Он все еще возбужден, хотя значительно меньше, чем раньше. Не так сильно, чтобы от возбуждения хотелось писать, но все же достаточно сильно. Он вышагивает взад и вперед перед дверью, несколько раз в разных направлениях пересекает аллею, повизгивая от разочарования и досады, недоумевая, и настроение у него начинает заметно портиться.
С противоположного конца аллеи до него доносятся голоса, и он знает, что один из них принадлежит вонючке, от которого разит всеми плохими запахами сразу, включая и запах того-кто-может-убить. Даже на расстоянии он отчетливо чует все эти запахи вонючки. Он не может знать, кому принадлежат другие голоса, не чувствует их запахов, так как запахи вонючки забивают все другие.
Может быть, один из них толстяк, высматривающий своего Псину.
Вполне вероятно!
Виляя хвостом, он бежит на другой конец аллеи, но, когда подбегает, обнаруживает, что толстяка там нет, и хвост его уныло повисает. Там только совершенно незнакомые мужчина и женщина, которых он видит впервые, и они вместе с вонючкой стоят перед машиной и разговаривают.

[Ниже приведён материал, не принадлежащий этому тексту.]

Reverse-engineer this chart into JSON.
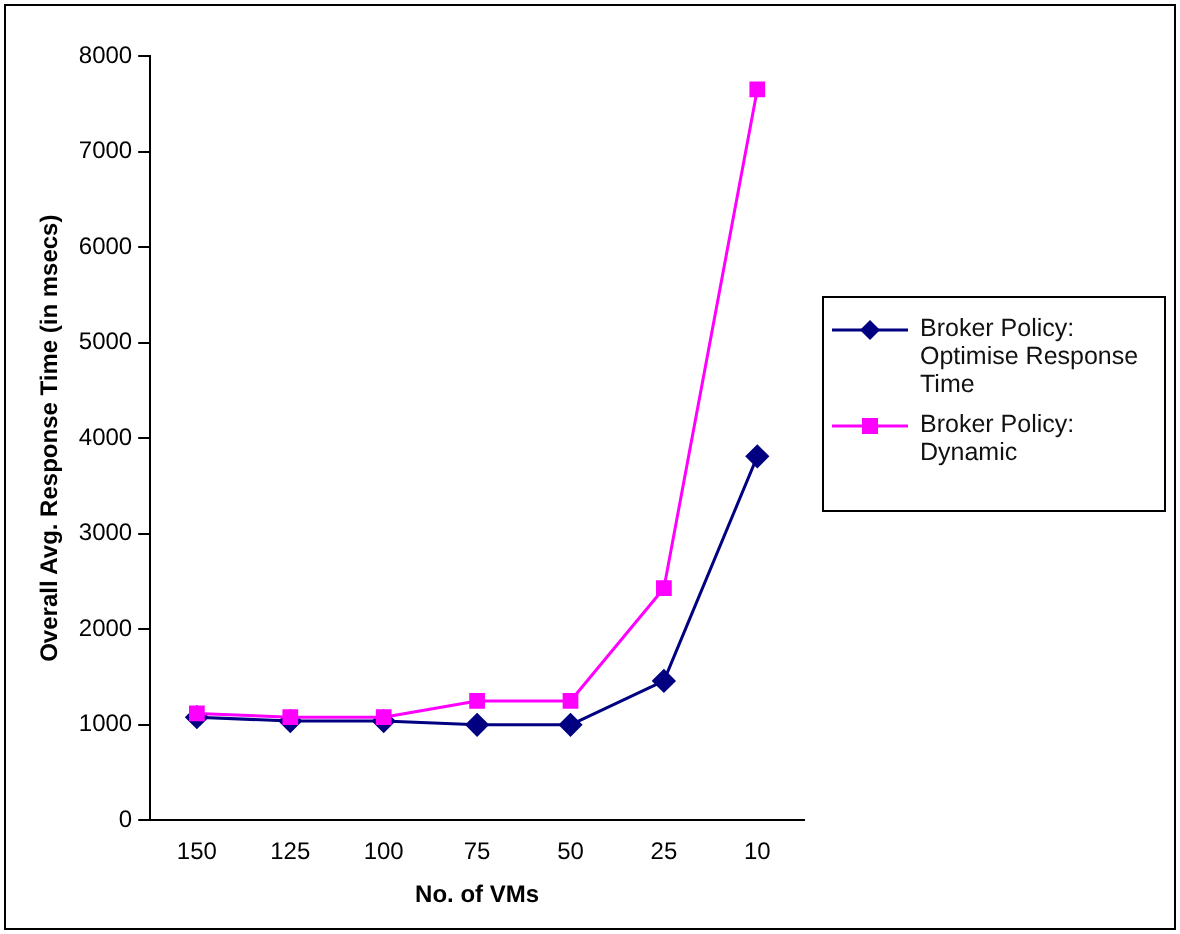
{
  "chart_data": {
    "type": "line",
    "xlabel": "No. of VMs",
    "ylabel": "Overall Avg. Response Time (in msecs)",
    "categories": [
      "150",
      "125",
      "100",
      "75",
      "50",
      "25",
      "10"
    ],
    "series": [
      {
        "name": "Broker Policy: Optimise Response Time",
        "color": "#000080",
        "marker": "diamond",
        "values": [
          1080,
          1040,
          1040,
          1000,
          1000,
          1460,
          3810
        ]
      },
      {
        "name": "Broker Policy: Dynamic",
        "color": "#ff00ff",
        "marker": "square",
        "values": [
          1120,
          1080,
          1080,
          1250,
          1250,
          2430,
          7650
        ]
      }
    ],
    "ylim": [
      0,
      8000
    ],
    "yticks": [
      0,
      1000,
      2000,
      3000,
      4000,
      5000,
      6000,
      7000,
      8000
    ],
    "grid": false,
    "legend": "right",
    "line_style": "solid"
  }
}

- Вы правда фараоны? - спрашивает вонючка.
- Ты что сделал с машиной? - кричит женщина.
- Ничего. Я даже н ней и не притрагивался.
- Если в машине говно, считай, что тебя уже нет на свете.
- Нет там ничего; да выслушайте же меня, черт вас дери!
- Сразу загудишь у меня на принудиловку, сука.
- Да как же я мог залезть в машину, если она закрыта?
- Значит, все-таки пытался, а, отвечай, гад?
- Просто хотел проверить, вы правда из полиции или нет.
- Я тебе покажу, сука, правда это или нет.
- Эй, уберите руки, отпустите меня!
- Господи, до чего же ты весь провонял!
- Отпусти, слышишь, убери лапы!
- Да брось ты его, Конни. Ладно, полегче, полегче, - говорит мужчина, от которого пахнет меньше.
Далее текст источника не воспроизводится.